‘People’s war’ hits economy badly: ADB

Kathmandu, January 11:

With more than 12,000 people killed and 100,000 displaced, 10-year long Maoist insurgency has not just had a human impact, it has also slowed the poor country’s ailing economy, according to the Asian Development Bank (ADB).

“If the conflict is allowed to continue, there will be a lot more social and economic losses. Many more lives will be lost and many more people will be denied the opportunity to improve their livelihood,” Sultan Hafeez Rahman, Nepal’s ADB country director said Wednesday.

In the 1990s, Nepal’s annual economic growth averaged around a healthy 4.9 per cent but the escalating insurgency saw this drop to an average of 1.9 per cent between 2002 and 2004.

“Given that this conflict is persisting, and that there are chances it might actually deteriorate, Nepal could lose significantly more than two percentage points of gross domestic product (GDP) per annum,” Rahman said.

“This has very serious implications for not just total gross domestic product and its distribution but also for reduction in poverty in the country.”

With 31 per cent of the population living below the absolute poverty line and with an average income of just less than $300 per year, the troubled Himalayan kingdom cannot afford this loss.

Nepal needs to get economic growth and poverty eradication back on track, and this cannot happen without peace, the ADB official said.

An ADB report focused on the fall in development spending in Nepal as a way of measuring economic decline and concluded that in a “high conflict” situation, Nepal could see a gross domestic product growth loss of 10.3 percentage points over the next five years.

If the conflict continues at its current level, the growth loss would total 8.3 percentage points, according to ADB economists.

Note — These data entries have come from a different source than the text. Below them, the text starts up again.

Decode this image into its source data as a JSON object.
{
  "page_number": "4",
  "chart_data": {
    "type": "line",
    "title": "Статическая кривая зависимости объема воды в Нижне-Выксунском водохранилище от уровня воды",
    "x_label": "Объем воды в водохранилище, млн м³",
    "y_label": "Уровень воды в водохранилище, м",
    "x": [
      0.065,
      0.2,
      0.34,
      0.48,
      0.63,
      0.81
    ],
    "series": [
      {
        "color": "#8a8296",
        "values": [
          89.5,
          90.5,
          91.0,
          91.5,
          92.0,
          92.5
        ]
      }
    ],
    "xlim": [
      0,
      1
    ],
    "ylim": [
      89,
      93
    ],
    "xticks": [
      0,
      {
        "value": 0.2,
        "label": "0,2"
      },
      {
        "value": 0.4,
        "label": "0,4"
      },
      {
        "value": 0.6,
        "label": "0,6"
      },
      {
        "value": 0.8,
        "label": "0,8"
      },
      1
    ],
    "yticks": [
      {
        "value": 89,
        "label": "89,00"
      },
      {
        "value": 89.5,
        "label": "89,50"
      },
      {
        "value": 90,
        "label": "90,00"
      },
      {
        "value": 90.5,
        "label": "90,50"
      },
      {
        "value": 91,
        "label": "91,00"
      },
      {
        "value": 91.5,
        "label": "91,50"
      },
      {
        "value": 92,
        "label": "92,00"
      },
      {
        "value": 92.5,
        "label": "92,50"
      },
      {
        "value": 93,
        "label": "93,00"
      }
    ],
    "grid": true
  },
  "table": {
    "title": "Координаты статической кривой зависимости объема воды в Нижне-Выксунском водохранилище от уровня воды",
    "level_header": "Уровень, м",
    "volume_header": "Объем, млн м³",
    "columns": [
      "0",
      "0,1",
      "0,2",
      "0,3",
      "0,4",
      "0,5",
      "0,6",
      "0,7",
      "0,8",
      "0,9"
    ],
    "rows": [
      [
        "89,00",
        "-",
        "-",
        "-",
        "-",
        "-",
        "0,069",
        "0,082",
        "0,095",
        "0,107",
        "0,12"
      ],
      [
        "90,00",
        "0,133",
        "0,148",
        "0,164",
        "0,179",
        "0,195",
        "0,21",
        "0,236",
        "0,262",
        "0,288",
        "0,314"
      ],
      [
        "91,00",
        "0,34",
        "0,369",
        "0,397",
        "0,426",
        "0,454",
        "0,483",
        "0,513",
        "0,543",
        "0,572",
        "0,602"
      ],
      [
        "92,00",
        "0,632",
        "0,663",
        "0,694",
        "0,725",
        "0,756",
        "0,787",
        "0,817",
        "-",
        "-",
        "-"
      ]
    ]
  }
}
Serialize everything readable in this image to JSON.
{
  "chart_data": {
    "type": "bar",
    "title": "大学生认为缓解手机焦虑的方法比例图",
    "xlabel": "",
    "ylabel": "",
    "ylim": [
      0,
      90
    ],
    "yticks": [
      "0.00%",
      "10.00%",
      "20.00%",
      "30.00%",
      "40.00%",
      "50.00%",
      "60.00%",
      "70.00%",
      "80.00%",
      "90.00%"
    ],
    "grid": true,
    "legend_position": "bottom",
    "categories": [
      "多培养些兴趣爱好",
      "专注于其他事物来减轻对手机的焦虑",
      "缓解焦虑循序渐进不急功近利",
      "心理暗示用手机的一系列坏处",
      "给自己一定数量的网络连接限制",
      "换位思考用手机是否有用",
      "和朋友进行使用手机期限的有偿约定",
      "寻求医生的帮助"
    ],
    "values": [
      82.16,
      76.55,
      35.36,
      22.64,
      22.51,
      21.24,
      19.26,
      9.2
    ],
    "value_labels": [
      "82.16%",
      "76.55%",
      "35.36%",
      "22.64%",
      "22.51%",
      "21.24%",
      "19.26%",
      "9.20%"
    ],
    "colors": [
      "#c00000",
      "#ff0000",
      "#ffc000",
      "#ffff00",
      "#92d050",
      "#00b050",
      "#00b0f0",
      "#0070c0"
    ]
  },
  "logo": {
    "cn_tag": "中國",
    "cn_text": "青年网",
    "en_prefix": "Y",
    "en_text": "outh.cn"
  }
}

“If you are looking at the gross domestic product in per capita terms actually the results are much more stark because Nepal’s population growth is two percent, so if the economy grows at two percent, let’s say, then per capita gross domestic product growth is zero.

This is what happened last year,” Rahman said, “Nepal could continue to be in a situation where there would be very little economic growth at all.”

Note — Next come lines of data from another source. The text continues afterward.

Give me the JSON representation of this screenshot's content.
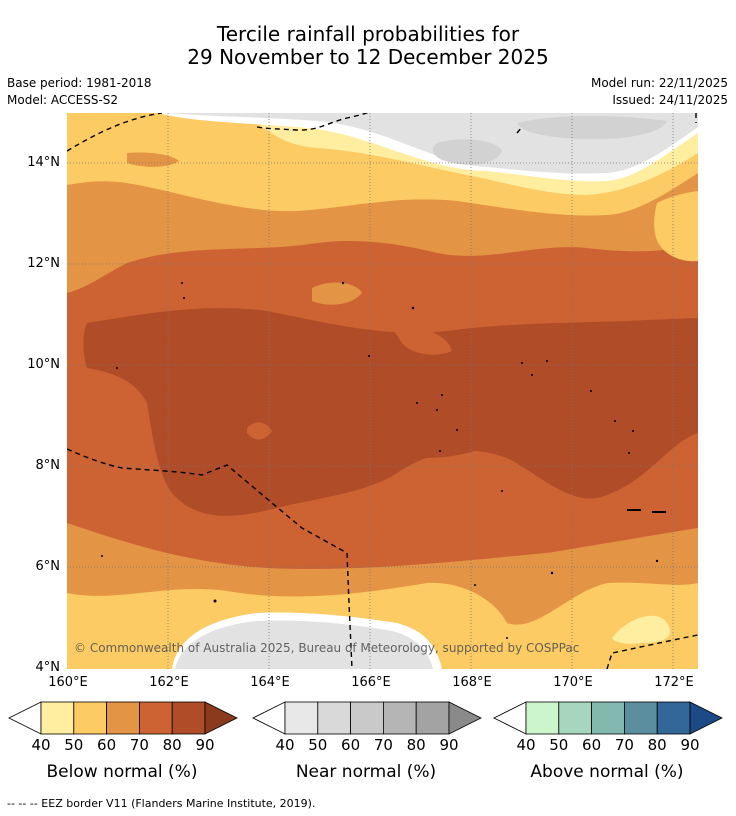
{
  "title": {
    "line1": "Tercile rainfall probabilities for",
    "line2": "29 November to 12 December 2025"
  },
  "meta": {
    "base_period": "Base period: 1981-2018",
    "model": "Model: ACCESS-S2",
    "model_run": "Model run: 22/11/2025",
    "issued": "Issued: 24/11/2025"
  },
  "map": {
    "latitude_labels": [
      "14°N",
      "12°N",
      "10°N",
      "8°N",
      "6°N",
      "4°N"
    ],
    "longitude_labels": [
      "160°E",
      "162°E",
      "164°E",
      "166°E",
      "168°E",
      "170°E",
      "172°E"
    ],
    "lat_range": [
      4,
      15
    ],
    "lon_range": [
      160,
      172.5
    ],
    "copyright": "© Commonwealth of Australia 2025, Bureau of Meteorology, supported by COSPPac"
  },
  "legends": [
    {
      "title": "Below normal (%)",
      "ticks": [
        "40",
        "50",
        "60",
        "70",
        "80",
        "90"
      ],
      "colors": [
        "#ffeda0",
        "#fdcb63",
        "#e49445",
        "#cd6333",
        "#b04c28",
        "#8c3a1e"
      ]
    },
    {
      "title": "Near normal (%)",
      "ticks": [
        "40",
        "50",
        "60",
        "70",
        "80",
        "90"
      ],
      "colors": [
        "#e8e8e8",
        "#d9d9d9",
        "#c9c9c9",
        "#b5b5b5",
        "#a3a3a3",
        "#8a8a8a"
      ]
    },
    {
      "title": "Above normal (%)",
      "ticks": [
        "40",
        "50",
        "60",
        "70",
        "80",
        "90"
      ],
      "colors": [
        "#ccf5cc",
        "#a6d6bd",
        "#82b8ad",
        "#5b8fa0",
        "#336699",
        "#1b4a86"
      ]
    }
  ],
  "footnote": "--  --  -- EEZ border V11 (Flanders Marine Institute, 2019)."
}
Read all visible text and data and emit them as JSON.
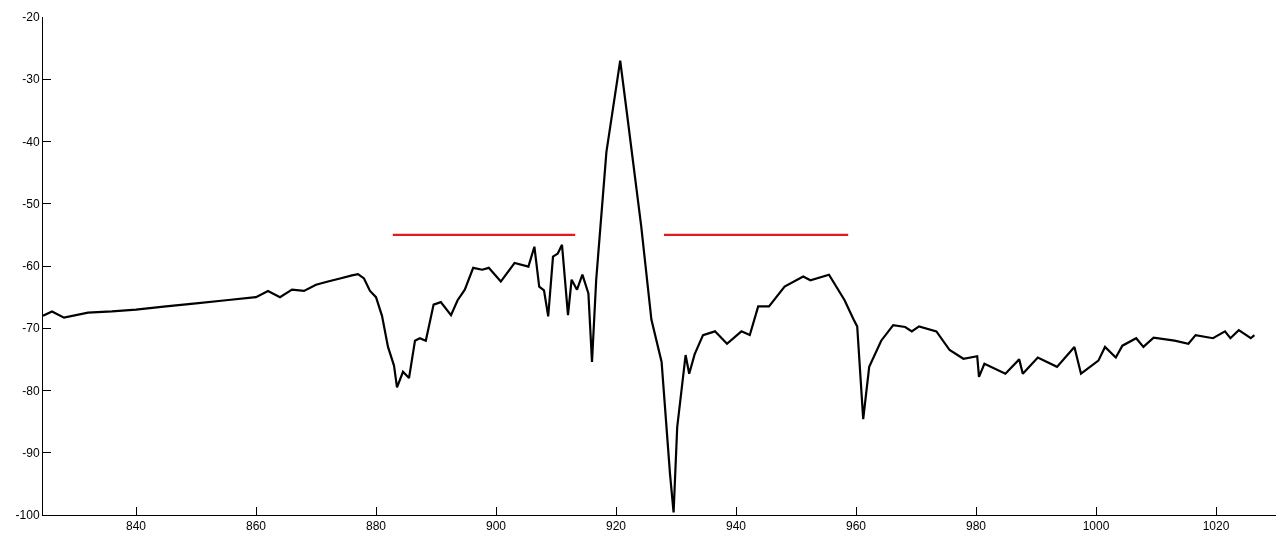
{
  "chart_data": {
    "type": "line",
    "xlim": [
      824.5,
      1030
    ],
    "ylim": [
      -100,
      -20
    ],
    "xticks": [
      840,
      860,
      880,
      900,
      920,
      940,
      960,
      980,
      1000,
      1020
    ],
    "yticks": [
      -100,
      -90,
      -80,
      -70,
      -60,
      -50,
      -40,
      -30,
      -20
    ],
    "marker": "none",
    "line_style": "solid",
    "series": [
      {
        "color": "#000000",
        "x": [
          824.5,
          826,
          828,
          832,
          836,
          840,
          845,
          850,
          855,
          860,
          862,
          864,
          866,
          868,
          870,
          872,
          874,
          876,
          877,
          878,
          879,
          880,
          881,
          882,
          883,
          883.5,
          884.5,
          885.5,
          886.5,
          887.3,
          888.3,
          889.6,
          890.8,
          892.5,
          893.6,
          894.8,
          896.2,
          897.7,
          898.8,
          900.8,
          903.1,
          905.4,
          906.4,
          907.2,
          908,
          908.7,
          909.5,
          910.3,
          911,
          912,
          912.6,
          913.5,
          914.4,
          915.4,
          916,
          916.7,
          918.4,
          920.7,
          921.8,
          924.2,
          925.9,
          927.6,
          929,
          929.6,
          930.2,
          931.6,
          932.2,
          933.1,
          934.5,
          936.5,
          938.5,
          940.9,
          942.3,
          943.7,
          945.5,
          948.1,
          951.2,
          952.4,
          955.5,
          958.1,
          959.6,
          960.2,
          961.2,
          962.2,
          964.2,
          966.2,
          968.2,
          969.3,
          970.5,
          973.4,
          975.6,
          977.9,
          980.2,
          980.5,
          981.4,
          984.9,
          987.2,
          987.8,
          990.3,
          993.5,
          996.4,
          997.5,
          1000.4,
          1001.5,
          1003.3,
          1004.4,
          1006.7,
          1007.9,
          1009.6,
          1013.1,
          1015.4,
          1016.6,
          1019.5,
          1021.5,
          1022.4,
          1023.8,
          1025.8,
          1026.4
        ],
        "values": [
          -68,
          -67.3,
          -68.3,
          -67.5,
          -67.3,
          -67,
          -66.5,
          -66,
          -65.5,
          -65,
          -64,
          -65,
          -63.8,
          -64,
          -63,
          -62.5,
          -62,
          -61.5,
          -61.3,
          -62,
          -64,
          -65,
          -68,
          -73,
          -76,
          -79.5,
          -77,
          -78,
          -72,
          -71.6,
          -72,
          -66.2,
          -65.8,
          -67.9,
          -65.5,
          -63.8,
          -60.3,
          -60.6,
          -60.3,
          -62.5,
          -59.5,
          -60.1,
          -56.9,
          -63.3,
          -63.9,
          -68.1,
          -58.5,
          -58,
          -56.6,
          -67.9,
          -62.2,
          -63.8,
          -61.4,
          -64.4,
          -75.4,
          -62.2,
          -41.7,
          -27,
          -35.3,
          -53.6,
          -68.6,
          -75.4,
          -93.4,
          -99.6,
          -85.9,
          -74.3,
          -77.3,
          -74.2,
          -71.1,
          -70.5,
          -72.5,
          -70.5,
          -71.1,
          -66.5,
          -66.5,
          -63.3,
          -61.7,
          -62.3,
          -61.4,
          -65.5,
          -68.6,
          -69.7,
          -84.6,
          -76.2,
          -72,
          -69.5,
          -69.8,
          -70.5,
          -69.7,
          -70.5,
          -73.5,
          -74.9,
          -74.5,
          -77.8,
          -75.7,
          -77.3,
          -75,
          -77.3,
          -74.7,
          -76.2,
          -73,
          -77.3,
          -75.2,
          -73,
          -74.7,
          -72.8,
          -71.6,
          -73,
          -71.5,
          -72,
          -72.5,
          -71.1,
          -71.6,
          -70.5,
          -71.6,
          -70.3,
          -71.6,
          -71.1
        ]
      },
      {
        "color": "#e31a1c",
        "x": [
          882.8,
          913.2
        ],
        "values": [
          -55,
          -55
        ]
      },
      {
        "color": "#e31a1c",
        "x": [
          928,
          958.7
        ],
        "values": [
          -55,
          -55
        ]
      }
    ]
  }
}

Remittances from overseas Nepalese workers have been a saving grace for the country but the millions of dollars sent home by Nepal’s estimated 1.2 million migrant workers every year cannot match the conflict-related loss.

“Remittances have helped but they cannot nearly offset investment numbers; the orders of magnitude are very different,” the ADB country director said. Aside from the economic growth loss, the human toll caused by the conflict has an economic fallout, said Rahman.

“The economic costs of people having died, and people having been displaced from their homes, people who have been handicapped, this takes away not just output today, but output in the future, potential output of the economy.”

The solution is simple, according to Rahman. A credible peace dialogue would restore investor confidence and boost markets.

“Once this happens I think that economic activity will tick back. In a very short period of time it can reach growth rates of six percent or more and if they are serious, over a time horizon of maybe 15 years, they can do as well in per capita terms as any South Asian country.”